Schoolhouse Blizzard

In one (blizzard) which visited Dakota and the States of Montana, Minnesota, Nebraska, Kansas and Texas in January, 1888, the mercury fell within twenty-four hours from 74 degrees F above zero to 28 degrees F below it in some places, and in Dakota went down to 40 degrees F below zero. In fine clear weather, with little or no warning, the sky darkened and the air was filled with snow, or ice-dust, as fine as flour, driven before a wind so furious and roaring that men's voices were inaudible at a distance of six feet. Men in the fields and children on their way from school died ere they could reach shelter; some of them having been not frozen, but suffocated from the impossiblility of breathing the blizzard. Some 235 persons lost their lives. This was the worst storm since 1864; the Colorado River in Texas was frozen with ice a foot thick, for the first time in the memory of man.

Tetzlaff remembers the storm in the 1960 recording made when she was 85. She survived the storm in her parents' home on a farm in what is now northeastern South Dakota She recalls that within hours, the temperature dropped from seventy-four degrees to minus forty. The storm was named the "Schoolchildren's Blizzard," because many children were caught in one-room schoolhouses, including Tetzlaff's classmates.

"Two men tied a rope to the last house and went in the direction where the schoolhouse stood. And when they got to that place they tied it to the railing and made each child take a hold of the rope and walk down to the end of the rope, where parents came and took the children on home."

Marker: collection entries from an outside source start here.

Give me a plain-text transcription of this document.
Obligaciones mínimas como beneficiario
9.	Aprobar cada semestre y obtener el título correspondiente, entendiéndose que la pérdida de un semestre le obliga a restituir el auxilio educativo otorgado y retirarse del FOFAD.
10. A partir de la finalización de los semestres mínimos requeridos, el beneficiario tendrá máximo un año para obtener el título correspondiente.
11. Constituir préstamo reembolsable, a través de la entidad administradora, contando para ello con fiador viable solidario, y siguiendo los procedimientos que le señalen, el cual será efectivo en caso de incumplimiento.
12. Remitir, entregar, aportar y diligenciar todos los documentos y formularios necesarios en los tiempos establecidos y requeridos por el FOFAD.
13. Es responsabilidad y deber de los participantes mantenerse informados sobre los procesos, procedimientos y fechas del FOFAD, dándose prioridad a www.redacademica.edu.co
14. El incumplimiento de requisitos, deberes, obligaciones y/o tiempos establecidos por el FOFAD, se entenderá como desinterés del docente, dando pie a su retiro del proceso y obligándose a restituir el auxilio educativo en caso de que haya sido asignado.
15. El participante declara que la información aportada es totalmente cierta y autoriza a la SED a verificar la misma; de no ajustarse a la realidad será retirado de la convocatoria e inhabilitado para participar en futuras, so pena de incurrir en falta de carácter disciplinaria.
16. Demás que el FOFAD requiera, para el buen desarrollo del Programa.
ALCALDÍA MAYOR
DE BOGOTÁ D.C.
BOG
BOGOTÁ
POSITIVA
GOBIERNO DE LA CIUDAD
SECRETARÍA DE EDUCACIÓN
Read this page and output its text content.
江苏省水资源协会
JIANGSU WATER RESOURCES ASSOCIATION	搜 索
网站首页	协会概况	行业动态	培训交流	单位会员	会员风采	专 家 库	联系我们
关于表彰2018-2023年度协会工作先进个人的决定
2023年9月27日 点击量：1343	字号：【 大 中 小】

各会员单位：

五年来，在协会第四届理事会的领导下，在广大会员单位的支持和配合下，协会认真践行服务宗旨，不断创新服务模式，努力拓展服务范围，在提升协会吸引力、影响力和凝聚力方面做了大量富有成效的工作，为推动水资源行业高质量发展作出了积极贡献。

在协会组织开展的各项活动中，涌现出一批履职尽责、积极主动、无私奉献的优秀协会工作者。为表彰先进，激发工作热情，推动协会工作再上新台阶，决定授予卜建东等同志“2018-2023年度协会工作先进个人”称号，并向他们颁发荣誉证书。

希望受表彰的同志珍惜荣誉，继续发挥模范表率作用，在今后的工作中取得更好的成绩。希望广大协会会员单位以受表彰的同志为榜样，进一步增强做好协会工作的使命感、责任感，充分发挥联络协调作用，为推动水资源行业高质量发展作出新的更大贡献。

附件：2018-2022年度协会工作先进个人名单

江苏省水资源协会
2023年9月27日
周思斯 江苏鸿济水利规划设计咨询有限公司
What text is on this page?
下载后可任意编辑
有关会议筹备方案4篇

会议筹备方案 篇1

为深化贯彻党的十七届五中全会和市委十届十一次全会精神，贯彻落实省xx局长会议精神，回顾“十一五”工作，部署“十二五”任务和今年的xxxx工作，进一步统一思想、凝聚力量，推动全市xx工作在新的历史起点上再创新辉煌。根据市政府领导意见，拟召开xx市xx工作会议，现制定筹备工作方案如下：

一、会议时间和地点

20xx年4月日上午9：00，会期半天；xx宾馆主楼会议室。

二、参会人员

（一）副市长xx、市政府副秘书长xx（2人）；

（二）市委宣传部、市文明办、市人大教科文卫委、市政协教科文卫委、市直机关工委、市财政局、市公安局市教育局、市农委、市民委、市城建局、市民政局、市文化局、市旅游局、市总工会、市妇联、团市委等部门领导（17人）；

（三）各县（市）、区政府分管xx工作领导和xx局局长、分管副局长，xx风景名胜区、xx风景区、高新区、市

Most victims of the blizzard were children making their way home from school in rural areas and adults working on large farms. Both had difficulty reaching their destinations in the awful conditions. In some places, though, caution prevailed. Schoolteacher Seymour Dopp in Pawnee City, Nebraska, kept his 17 students at school when the storm began at 2 p.m. They stayed overnight, burning stockpiled wood to keep warm. The next day, parents made their way over five-foot snow drifts to rescue their children. In Great Plains, South Dakota, two men rescued the children in a schoolhouse by tying a rope from the school to the nearest shelter to lead them to safety. Minnie Freeman, a teacher in Nebraska, successfully led her children to shelter after the storm tore the roof off of her one-room schoolhouse.